Wenn die Kopfhaut nässt, stark gerötet ist, unangenehm riecht oder sich die Schuppen auf das Gesicht ausbreiten, ist ein Besuch in der kinderärztlichen Praxis ratsam. Auch wenn Ihr Kind sich offensichtlich unwohl fühlt oder sich häufig am Kopf kratzt, hilft der Kinderarzt oder die Kinderärztin weiter. Dort kann genau geklärt werden, ob es sich um Milchschorf handelt, und Sie erhalten bei Bedarf eine angepasste Pflegeempfehlung.

Häufige Fragen

Fallen durch die Schuppen die Haare aus?

Manchmal lösen sich beim Ausbürsten der Schuppen auch ein paar feine Babyhaare. Das ist kein Grund zur Sorge. Die Haare wachsen in der Regel schnell und gesund wieder nach.
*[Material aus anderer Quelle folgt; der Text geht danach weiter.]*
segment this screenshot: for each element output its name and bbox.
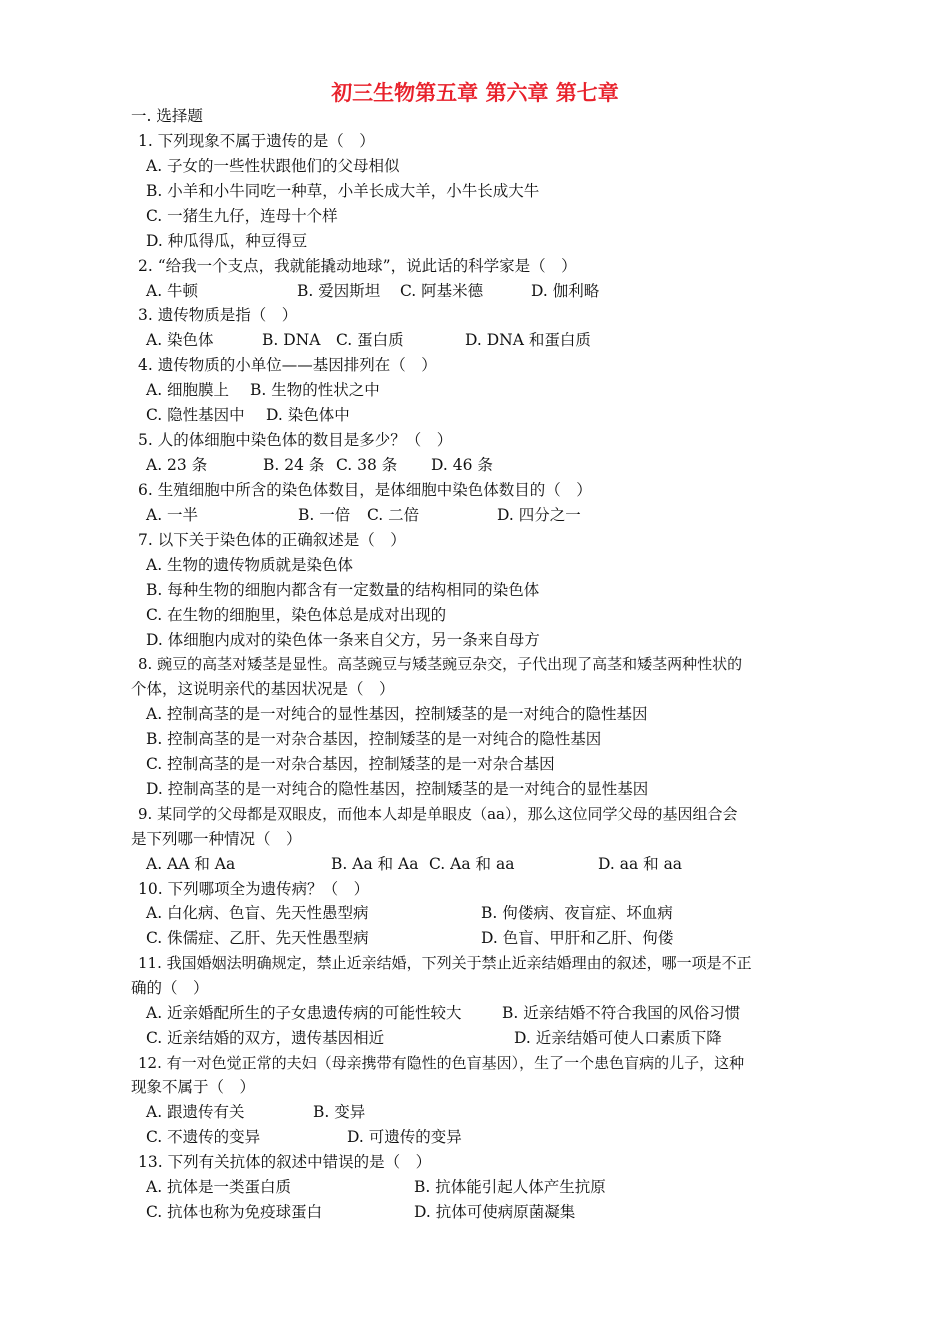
question-8-stem-line-2: 个体，这说明亲代的基因状况是（ ） — [131, 680, 395, 698]
question-10-option-a: A. 白化病、色盲、先天性愚型病 — [146, 904, 369, 922]
question-10-option-d: D. 色盲、甲肝和乙肝、佝偻 — [481, 929, 674, 947]
question-11-option-b: B. 近亲结婚不符合我国的风俗习惯 — [502, 1004, 741, 1022]
question-12-stem-line-2: 现象不属于（ ） — [131, 1078, 256, 1096]
question-5-option-b: B. 24 条 — [263, 456, 325, 474]
question-10-option-c: C. 侏儒症、乙肝、先天性愚型病 — [146, 929, 369, 947]
question-13-option-d: D. 抗体可使病原菌凝集 — [414, 1203, 576, 1221]
question-7-option-d: D. 体细胞内成对的染色体一条来自父方，另一条来自母方 — [146, 631, 540, 649]
question-9-option-c: C. Aa 和 aa — [429, 855, 515, 873]
question-13-option-a: A. 抗体是一类蛋白质 — [146, 1178, 292, 1196]
question-11-stem-line-1: 11. 我国婚姻法明确规定，禁止近亲结婚，下列关于禁止近亲结婚理由的叙述，哪一项是不正 — [138, 954, 752, 972]
question-12-option-d: D. 可遗传的变异 — [347, 1128, 462, 1146]
question-3-option-c: C. 蛋白质 — [336, 331, 404, 349]
question-8-stem-line-1: 8. 豌豆的高茎对矮茎是显性。高茎豌豆与矮茎豌豆杂交，子代出现了高茎和矮茎两种性状的 — [138, 655, 743, 673]
document-title: 初三生物第五章 第六章 第七章 — [331, 80, 619, 105]
question-3-option-b: B. DNA — [262, 331, 321, 349]
question-9-option-a: A. AA 和 Aa — [146, 855, 236, 873]
question-9-option-b: B. Aa 和 Aa — [331, 855, 419, 873]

Muss ich den Kopfgneis zwingend behandeln?

Nein, Kopfgneis ist ein rein optisches Thema. Wenn er Sie und Ihr Kind nicht stört, können Sie ihn auch einfach belassen. Oft verschwindet er im Laufe der Zeit ganz von allein.

Darf ich bei Milchschorf auch Öl verwenden?

Bei echtem Milchschorf, der juckt und nässt, ist Öl manchmal nicht die beste Wahl, da es die Haut zusätzlich abdichten kann. Hier ist es besser, zunächst den Kinderarzt oder die Kinderärztin um Rat zu fragen.

Zusammenfassung

  • Kopfgneis ist harmlos, fettig, gelblich und juckt nicht.
  • Milchschorf ist hart, krustig, tritt meist später auf und juckt stark.
  • Babyöl hilft, die weichen Schuppen bei Kopfgneis sanft zu lösen.
  • Eine weiche Babybürste unterstützt das behutsame Entfernen.
  • Kratzen Sie die Schuppen niemals ab, um Entzündungen zu vermeiden.
  • Bei Juckreiz, Rötungen oder nässenden Stellen hilft die kinderärztliche Praxis.